Race to the Top Follows Tortuous, Imprecise Course

Published May 3, 2010

The Race to the Top is beginning to resemble a marathon with bizarre twists and turns that take runners in divergent directions with differing degrees of difficulty. Critics of varied political persuasions are warning of grievous flaws in the process and calling for the Race to be scrapped or changed dramatically.

Perhaps the most devastating critique comes from the Economic Policy Institute, a center-left research organization based in Washington, DC.

In an April 20 paper, “Let’s Do the Numbers,” retired marine engineer William Peterson and longtime New York Times columnist Richard Rothstein argue ObamaEd’s 500-point rating system for judging states’ applications for a share of a $4.35 billion stimulus stash “presents a patina of scientific objectivity, but in truth masks a subjective and somewhat random process.”

Forty states and the District of Columbia entered RTTT. Sixteen became finalists, and Delaware and Tennessee were designated in March as the sole winners of the first round, winning $100 million and $500 million, respectively.

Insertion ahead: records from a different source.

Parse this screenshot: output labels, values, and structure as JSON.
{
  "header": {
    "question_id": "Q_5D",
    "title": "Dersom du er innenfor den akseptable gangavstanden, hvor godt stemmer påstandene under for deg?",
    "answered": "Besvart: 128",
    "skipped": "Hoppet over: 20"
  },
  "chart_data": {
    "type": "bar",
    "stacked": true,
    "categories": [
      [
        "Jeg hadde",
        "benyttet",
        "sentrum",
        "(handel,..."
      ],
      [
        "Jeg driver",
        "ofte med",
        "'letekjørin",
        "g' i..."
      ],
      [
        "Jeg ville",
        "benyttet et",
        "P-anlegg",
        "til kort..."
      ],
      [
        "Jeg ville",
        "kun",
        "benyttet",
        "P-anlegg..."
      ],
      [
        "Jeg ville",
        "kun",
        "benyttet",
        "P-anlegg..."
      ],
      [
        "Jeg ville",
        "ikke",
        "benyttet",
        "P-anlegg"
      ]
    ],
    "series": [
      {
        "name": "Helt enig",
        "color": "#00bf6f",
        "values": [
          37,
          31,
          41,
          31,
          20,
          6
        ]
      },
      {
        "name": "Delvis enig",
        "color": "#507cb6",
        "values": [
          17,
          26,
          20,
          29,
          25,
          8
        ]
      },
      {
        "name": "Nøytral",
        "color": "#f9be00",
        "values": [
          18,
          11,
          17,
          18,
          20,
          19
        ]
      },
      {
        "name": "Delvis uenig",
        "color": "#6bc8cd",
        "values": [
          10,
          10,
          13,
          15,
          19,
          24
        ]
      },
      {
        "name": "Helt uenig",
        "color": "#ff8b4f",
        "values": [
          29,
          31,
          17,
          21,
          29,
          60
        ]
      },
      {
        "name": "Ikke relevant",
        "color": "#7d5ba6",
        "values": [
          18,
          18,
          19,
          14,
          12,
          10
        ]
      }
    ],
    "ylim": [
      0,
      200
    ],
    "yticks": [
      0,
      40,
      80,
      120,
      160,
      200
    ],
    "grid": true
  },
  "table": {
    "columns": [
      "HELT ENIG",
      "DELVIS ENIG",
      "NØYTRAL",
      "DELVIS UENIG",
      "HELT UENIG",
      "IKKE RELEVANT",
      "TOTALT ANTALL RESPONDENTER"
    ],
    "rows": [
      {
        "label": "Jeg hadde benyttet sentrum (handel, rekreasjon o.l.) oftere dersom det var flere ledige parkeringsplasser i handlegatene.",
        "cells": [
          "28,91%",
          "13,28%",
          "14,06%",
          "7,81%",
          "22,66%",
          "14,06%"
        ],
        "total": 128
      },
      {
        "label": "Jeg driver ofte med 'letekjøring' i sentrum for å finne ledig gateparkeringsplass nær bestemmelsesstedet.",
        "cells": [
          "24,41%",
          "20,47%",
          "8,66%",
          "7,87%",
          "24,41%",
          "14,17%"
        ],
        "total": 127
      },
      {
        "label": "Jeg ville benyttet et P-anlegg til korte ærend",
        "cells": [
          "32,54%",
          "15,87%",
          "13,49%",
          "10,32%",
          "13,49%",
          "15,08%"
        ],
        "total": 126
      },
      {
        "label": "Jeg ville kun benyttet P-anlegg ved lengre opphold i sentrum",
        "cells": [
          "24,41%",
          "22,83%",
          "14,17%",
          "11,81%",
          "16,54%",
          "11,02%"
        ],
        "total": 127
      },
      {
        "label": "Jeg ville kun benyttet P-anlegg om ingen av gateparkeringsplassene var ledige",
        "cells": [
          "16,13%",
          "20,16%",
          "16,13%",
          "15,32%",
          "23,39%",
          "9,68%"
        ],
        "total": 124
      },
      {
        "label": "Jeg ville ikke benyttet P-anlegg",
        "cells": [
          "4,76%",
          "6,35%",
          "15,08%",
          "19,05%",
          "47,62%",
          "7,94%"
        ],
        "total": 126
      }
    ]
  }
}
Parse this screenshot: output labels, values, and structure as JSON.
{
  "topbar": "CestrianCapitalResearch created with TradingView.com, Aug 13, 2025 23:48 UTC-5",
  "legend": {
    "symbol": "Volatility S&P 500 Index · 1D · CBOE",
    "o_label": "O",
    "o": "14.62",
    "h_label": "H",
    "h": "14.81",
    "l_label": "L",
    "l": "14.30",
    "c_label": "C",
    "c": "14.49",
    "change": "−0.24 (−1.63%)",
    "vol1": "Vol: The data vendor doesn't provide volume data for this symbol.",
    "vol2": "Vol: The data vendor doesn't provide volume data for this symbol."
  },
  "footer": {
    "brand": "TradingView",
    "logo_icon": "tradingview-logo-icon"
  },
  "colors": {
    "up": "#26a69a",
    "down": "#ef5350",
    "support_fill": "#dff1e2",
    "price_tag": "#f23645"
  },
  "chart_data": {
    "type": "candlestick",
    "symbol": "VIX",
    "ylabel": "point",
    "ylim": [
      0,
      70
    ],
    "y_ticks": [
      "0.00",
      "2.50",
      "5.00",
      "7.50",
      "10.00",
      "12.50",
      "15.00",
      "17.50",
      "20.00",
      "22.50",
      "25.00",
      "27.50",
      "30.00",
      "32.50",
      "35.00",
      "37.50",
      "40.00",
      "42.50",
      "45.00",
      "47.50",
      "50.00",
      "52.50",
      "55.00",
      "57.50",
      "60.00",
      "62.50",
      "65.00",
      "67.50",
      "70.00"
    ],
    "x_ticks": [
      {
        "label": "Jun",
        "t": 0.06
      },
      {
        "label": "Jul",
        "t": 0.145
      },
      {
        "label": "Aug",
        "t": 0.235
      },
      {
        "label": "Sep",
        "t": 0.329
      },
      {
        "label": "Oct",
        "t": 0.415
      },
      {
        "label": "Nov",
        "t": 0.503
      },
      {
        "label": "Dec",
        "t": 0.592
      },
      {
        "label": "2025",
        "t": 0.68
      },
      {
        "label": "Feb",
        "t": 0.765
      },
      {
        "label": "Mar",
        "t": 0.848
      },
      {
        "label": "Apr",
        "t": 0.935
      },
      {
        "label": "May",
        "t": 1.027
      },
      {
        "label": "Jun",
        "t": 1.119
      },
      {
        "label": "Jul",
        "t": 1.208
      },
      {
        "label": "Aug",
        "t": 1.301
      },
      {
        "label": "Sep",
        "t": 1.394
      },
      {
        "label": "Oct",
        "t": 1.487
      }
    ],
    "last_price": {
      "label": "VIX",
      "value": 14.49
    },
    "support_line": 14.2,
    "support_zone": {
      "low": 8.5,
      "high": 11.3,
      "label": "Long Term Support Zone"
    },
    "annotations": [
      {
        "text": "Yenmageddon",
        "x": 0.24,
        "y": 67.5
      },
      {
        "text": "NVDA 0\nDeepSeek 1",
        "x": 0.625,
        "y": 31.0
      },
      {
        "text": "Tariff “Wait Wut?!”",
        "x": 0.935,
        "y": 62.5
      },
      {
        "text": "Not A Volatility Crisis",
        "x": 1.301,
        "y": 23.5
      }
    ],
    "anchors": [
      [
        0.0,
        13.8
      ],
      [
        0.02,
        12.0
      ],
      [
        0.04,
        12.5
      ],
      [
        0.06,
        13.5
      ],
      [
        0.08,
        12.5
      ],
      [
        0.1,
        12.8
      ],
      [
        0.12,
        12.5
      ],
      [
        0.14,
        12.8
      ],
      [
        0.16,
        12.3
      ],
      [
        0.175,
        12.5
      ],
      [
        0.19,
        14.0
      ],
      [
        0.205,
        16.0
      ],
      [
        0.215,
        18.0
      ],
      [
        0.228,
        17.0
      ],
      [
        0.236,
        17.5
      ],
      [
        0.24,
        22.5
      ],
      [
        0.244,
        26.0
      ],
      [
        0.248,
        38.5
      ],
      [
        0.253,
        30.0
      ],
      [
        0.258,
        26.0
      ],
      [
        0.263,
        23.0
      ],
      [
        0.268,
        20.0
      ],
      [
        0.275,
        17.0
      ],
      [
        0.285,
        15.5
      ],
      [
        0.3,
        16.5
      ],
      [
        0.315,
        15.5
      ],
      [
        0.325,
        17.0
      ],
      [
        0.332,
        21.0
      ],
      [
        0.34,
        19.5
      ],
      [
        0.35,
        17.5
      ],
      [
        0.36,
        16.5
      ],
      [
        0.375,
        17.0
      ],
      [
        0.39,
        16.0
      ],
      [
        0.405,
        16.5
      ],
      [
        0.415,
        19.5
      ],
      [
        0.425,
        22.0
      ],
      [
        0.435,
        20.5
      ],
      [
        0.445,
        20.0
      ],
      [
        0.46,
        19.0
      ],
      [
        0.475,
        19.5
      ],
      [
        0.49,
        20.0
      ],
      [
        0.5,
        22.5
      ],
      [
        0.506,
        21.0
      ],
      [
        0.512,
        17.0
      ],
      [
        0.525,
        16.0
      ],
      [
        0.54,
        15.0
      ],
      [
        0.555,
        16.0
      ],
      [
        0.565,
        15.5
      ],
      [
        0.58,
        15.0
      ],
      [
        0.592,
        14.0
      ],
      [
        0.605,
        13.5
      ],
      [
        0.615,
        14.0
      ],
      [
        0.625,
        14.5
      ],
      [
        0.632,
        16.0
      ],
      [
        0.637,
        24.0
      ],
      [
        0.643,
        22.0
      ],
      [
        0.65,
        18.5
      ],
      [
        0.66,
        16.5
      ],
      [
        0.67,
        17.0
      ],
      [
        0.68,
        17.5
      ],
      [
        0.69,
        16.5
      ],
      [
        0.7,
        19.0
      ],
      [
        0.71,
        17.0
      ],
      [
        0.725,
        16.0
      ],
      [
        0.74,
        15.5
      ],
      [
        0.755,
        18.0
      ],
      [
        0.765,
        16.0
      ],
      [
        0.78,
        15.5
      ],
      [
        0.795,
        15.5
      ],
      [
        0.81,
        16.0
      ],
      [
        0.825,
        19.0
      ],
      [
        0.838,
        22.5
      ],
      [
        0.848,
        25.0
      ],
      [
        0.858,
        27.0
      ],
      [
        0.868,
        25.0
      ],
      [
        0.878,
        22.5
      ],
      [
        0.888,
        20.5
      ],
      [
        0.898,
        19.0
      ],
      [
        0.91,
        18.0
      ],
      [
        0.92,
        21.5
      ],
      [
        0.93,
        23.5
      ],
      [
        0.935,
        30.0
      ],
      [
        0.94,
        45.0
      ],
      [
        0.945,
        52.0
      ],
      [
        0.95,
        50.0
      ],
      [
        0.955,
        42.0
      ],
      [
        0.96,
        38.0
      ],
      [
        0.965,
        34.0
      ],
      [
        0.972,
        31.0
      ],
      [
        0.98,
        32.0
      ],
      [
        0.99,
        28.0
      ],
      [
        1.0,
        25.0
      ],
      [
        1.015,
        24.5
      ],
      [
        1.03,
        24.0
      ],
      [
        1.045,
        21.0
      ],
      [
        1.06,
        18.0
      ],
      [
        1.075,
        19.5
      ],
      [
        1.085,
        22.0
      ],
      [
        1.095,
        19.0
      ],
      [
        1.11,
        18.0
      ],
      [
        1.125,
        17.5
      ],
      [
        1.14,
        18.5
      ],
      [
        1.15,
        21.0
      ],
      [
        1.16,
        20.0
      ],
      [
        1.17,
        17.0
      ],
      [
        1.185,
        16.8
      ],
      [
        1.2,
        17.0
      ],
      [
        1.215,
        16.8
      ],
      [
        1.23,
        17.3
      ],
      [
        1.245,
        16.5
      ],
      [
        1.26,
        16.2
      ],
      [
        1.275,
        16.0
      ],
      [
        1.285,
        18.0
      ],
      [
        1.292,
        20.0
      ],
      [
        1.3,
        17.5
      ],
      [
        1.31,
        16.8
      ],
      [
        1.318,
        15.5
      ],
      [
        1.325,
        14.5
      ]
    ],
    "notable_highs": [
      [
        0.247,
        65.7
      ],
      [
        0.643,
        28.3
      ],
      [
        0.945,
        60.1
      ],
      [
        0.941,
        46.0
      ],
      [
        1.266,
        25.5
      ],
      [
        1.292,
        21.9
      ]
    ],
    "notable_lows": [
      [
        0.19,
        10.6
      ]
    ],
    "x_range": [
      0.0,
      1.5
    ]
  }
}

The Education Department hired 49 anonymous reviewers at $5,000 apiece to evaluate applications according to weighted metrics reflecting Secretary Arne Duncan’s priorities.

States received points for assorted “success factors,” such as approval by teacher unions and school boards, committing to national standards and assessments, using test data to evaluate teachers and principals, adopting federal turnaround strategies for the lowest-achieving schools, and welcoming high-performing charter schools.

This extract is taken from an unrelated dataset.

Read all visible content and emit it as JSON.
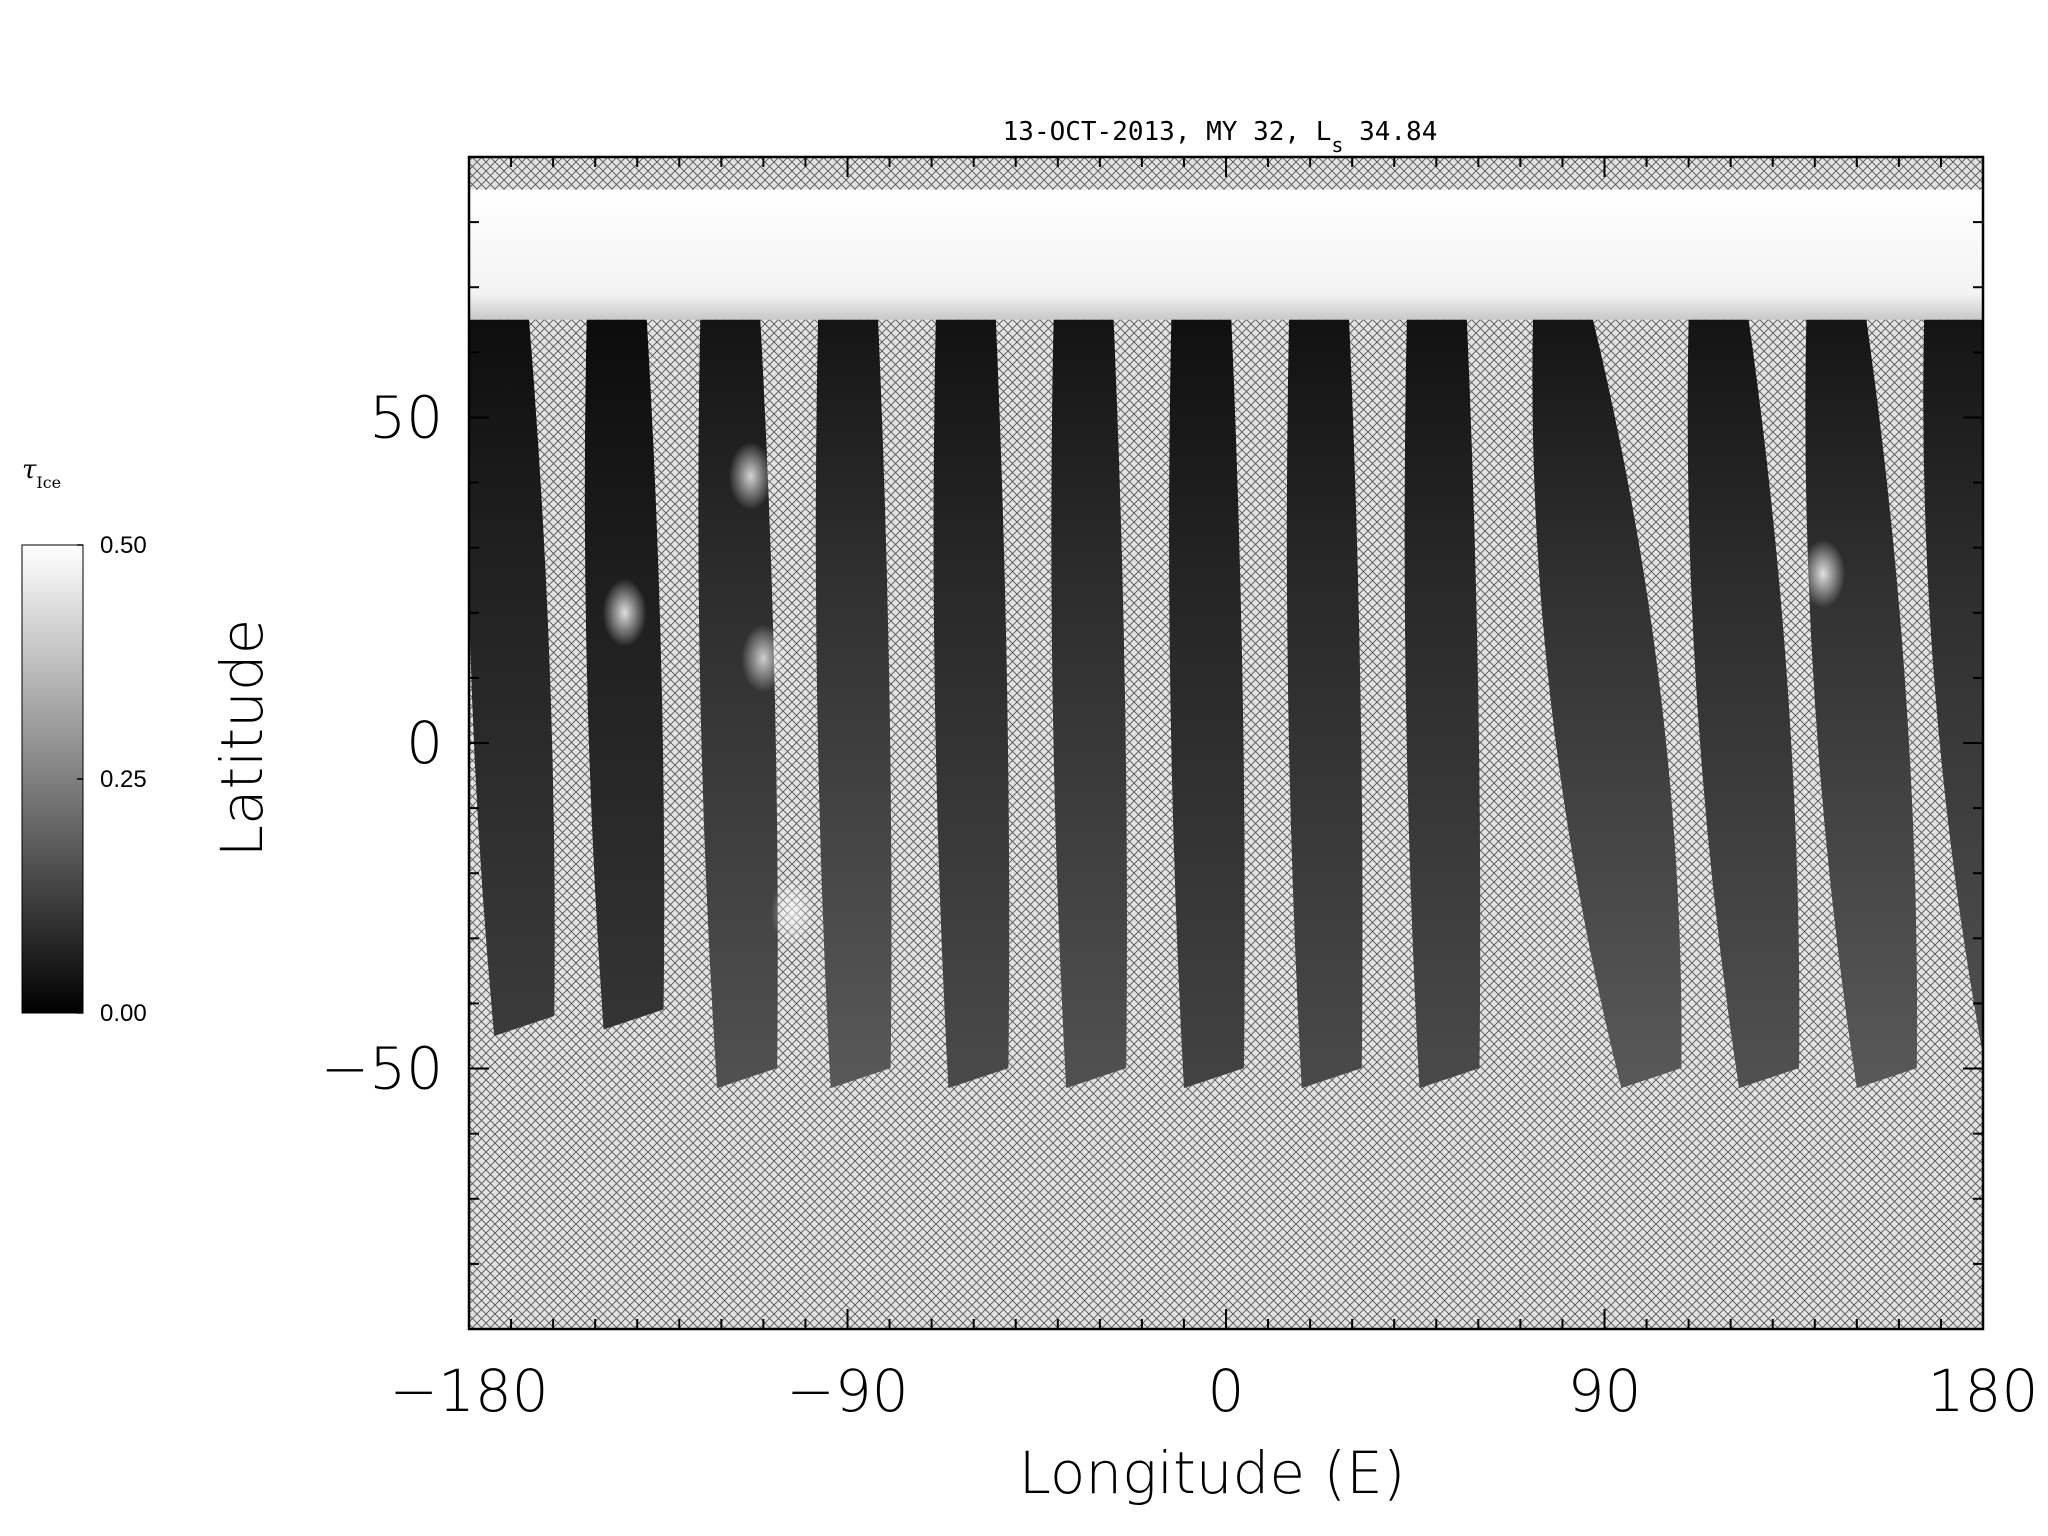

Delaware scored 454.6 out of 500, and Tennessee 444.2, but the EPI study found the seeming precision in such marks was a sham. It concluded the selection of those two states was “subjective and arbitrary” and “more a matter of bias or chance” than proof of stellar reform efforts.

The analysts pointed to the dearth of scientific support for the points Duncan assigned to various factors. For instance, why should “Improving Student Outcomes” have a weight of just 5 percent (25 points out of 500), and why just 4 percent for “Using Data to Improve Instruction,” 6 percent for “Using Evaluations [of principals and teachers] to Inform Key Decisions,” and 3 percent for “Ensuring Equitable Distribution [of principals and teachers] in High-Poverty or High-Minority Schools”?

The entirely reasonable decision to increase each of those factors by just 3 percent (with weights of 25 other indicators reduced by just a half-point each to keep the total at 100 percent) would have resulted in Georgia beating out Tennessee. The analysts also showed that if Pennsylvania had been fully credited with its initiatives in early childhood and science education (both supposedly Obama priorities, though slighted in RTTT), the Keystone State would have been the big winner.

Some of the most egregious bias affected Massachusetts, which ranked 13th among the 16 finalists despite topping all states in rigor of standards and achievement on the National Assessment of Educational Progress.

Massachusetts received scores higher than or equal to Tennessee on half of the 30 metrics. Why no prize? Massachusetts declined to commit to adopting the Obama administration’s national standards by next August. State leaders preferred to have public hearings on whether to embrace the national version. It was docked 15 (out of a possible 20) points on “Adopting Standards.”

“In sum,” the EPI analysis notes, “Massachusetts’ willingness to permit the public to comment on its academic standards, combined with a few quirks in the weighting system, cost the state hundreds of millions of dollars.”

States can apply for future rounds of RTTT grants after amending their policies to conform more closely to the Obama/Duncan game plan. But such conformity would encourage more standardization under centralized authority as opposed to innovation and empowerment of education consumers in communities.

The one positive result of the Race to the Top has been to demonstrate that the federal government lacks the competence to influence elementary and secondary education for the better. Of course, the U.S. Department of Education has been proving that very point since its establishment 30 years ago. How many more years before the general public realizes Ronald Reagan had the right idea in seeking to close this monstrosity and return power and taxing authority to the local level?

Robert Holland ([email protected]) is a senior fellow for education policy with the Heartland Institute.